Expert slams EU for anti-palm oil rule without consulting producers

(From left) Ruslan Abdullah, MPOC director for science and environment, Chew Jit Seng, CEO of the Malaysian Palm Oil Certification Council, German MP Christoph Hoffman, Bakhtiar Talhah, COO of the Roundtable on Sustainable Palm Oil, and Laurence Todd, director of IDEAS.

KUALA LUMPUR: A Malaysian Palm Oil Council (MPOC) expert has slammed the European Commission for a recent regulation labelling palm oil as unsustainable.

Ruslan Abdullah, MPOC’s director for science and environment, said the initiative was biased against the palm oil industry and was done without enough consultation with producing countries such as Malaysia and Indonesia.

He said the EC’s Delegated Act (the Delegated Regulation Supplementing Directive 2018/2001 of the European Union Renewable Energy Directive II) was unfair to Malaysia as the country is already taking initiatives for sustainable palm oil production.

In May this year, the European Commission adopted the Delegated Act to limit the use of biofuels with high indirect land-use change (iLUC) risks.

(High iLUC biofuel refers to biofuel that will indirectly cause high carbon emissions through the expansion of croplands needed for its production.)

Palm oil was the only oil-producing crop found to meet this risk threshold.

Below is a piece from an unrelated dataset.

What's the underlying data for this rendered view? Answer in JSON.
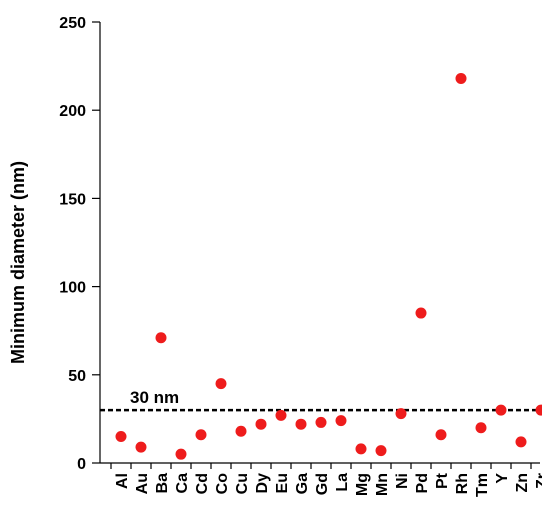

Therefore, the regulation inadvertently branded all palm oil as unsustainable.

It is expected that the import and use of palm oil for fuel production will be phased out in the European Union (EU).

Ruslan argued the bad practices in palm oil industries found in other parts of the world, such as Indonesia, South America or Africa, were not happening in Malaysia, adding that practices such as open burning were illegal. He also said reforestation and wildlife conservation efforts were also being implemented.

He recommended that, instead of blanket labelling, there needed to be some criteria in the Delegated Act for sustainable palm oil production.

“All we need is a fair playing ground for all vegetable oils, to take into consideration where it came from,” he said during a forum called “Navigating the Palm Oil Debate”, organised by IDEAS.

He added that despite some productive discussions held just before the announcement of the Delegated Act, the EU was not given enough time to digest the complaints or suggestions by the palm oil producing countries.

He also said the EU was adamant in its anti-palm oil stance. He said previous efforts to counter their arguments — including submitting a 48-page report — undertaken by the Indonesian and Malaysian governments, had failed.

Ruslan said moving forward, the regulation will be more acceptable if there was sincere collaboration and consultations with producing countries.

“There needs to be collaboration between the EU and palm-oil producers instead of both being at loggerheads.

“The bottomline is, there must be proper consultation between both parties, to listen to every side of the story. Unfortunately, this is not the case in terms of palm oil.”

Meanwhile, he also worries that major importing countries like China and India may eventually take a similar position due to possible pressure by the EU in the future.

Ruslan said the regulation would only affect 800,000 tonnes of palm oil in Malaysia, as only 40% of its total palm oil is exported to Europe.

“However, more often than not, the EU has been considered as a trendsetter in world policy.”

Meanwhile, a German MP representing the Liberal Party, Christoph Hoffman, agreed that it was possible the Delegated Act had not considered other biofuels.

“I think it’s not really fair not to take into consideration other biofuels. They should look carefully at the development of soybean; they have been cutting down rainforests for soybean oil too.

“Maybe they were right to say the negotiations were not long enough, or not careful enough,” he said.

However, he maintained that the EU was not targeting palm oil or Malaysia in particular. He said they were instead concerned with the conversion of rainforests for croplands used in the production of biofuels.

“I think it is a general line that we think that biofuels will not be the future for transportation and combustion.”

He argued that cropland expansion for biofuel would decrease arable land for agriculture.

“It is not a good idea because we have competition to nutrition. We have to decide one day whether we want to produce gasoline or wheat.

“It is not a good idea because the population is growing in this world and we need much more arable land for agriculture. We need agricultural production to rise by about 50%.

“In the long term, it’s not a good idea to burn biofuels in cars rather than have the crops for people to eat,” he told reporters after the forum.